Fee-Based Advisors Looking For Ways To Boost Their Income Without Alienating Clients


Nice piece in Investment News on the balancing act between raising fees and avoiding driving clients away.


We have hit on this theme here at A4A again and again. Relatively few successful advisors compete as low-cost providers. They aren't courting clients by offering a few basis points' discount here and there.


They're competing as high-value providers and demonstrating that value for their prospects to see.


An advisor who wants or needs to raise prices can start by selectively eliminating any discounts put in place to woo clients during the recession. The market may not be great, but it's certainly improved enough that normal pricing can recover.
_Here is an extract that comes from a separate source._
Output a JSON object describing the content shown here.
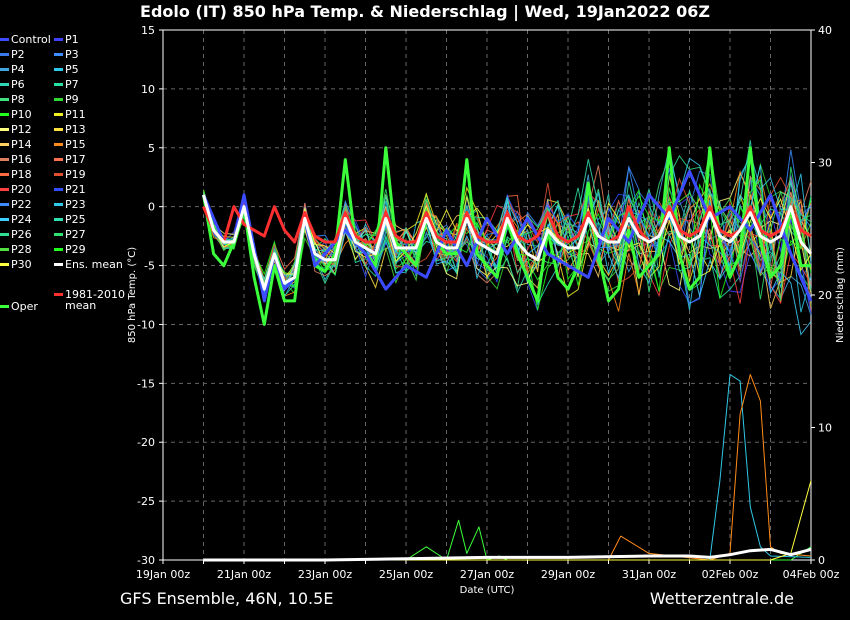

Presumably you've delivered plenty of value over the last few years. If your clients can't see that, they'll probably leave sooner or later no matter how low you cut your fee.


Let them go.


But while innovative fee-for-service or account minimum arrangements may go a long way, they may not be the golden ticket -- so to speak -- for advisors looking to increase revenue.


Consider those $150-per-hour "special projects" fees. Billing 40 hours a week, an advisor could scale that business up to over $300,000 a year and work pretty hard in the process.


That's what $30 million in all-inclusive 1%-a-year AUM would deliver. And the AUM naturally scales, while there are only so many hours in the week.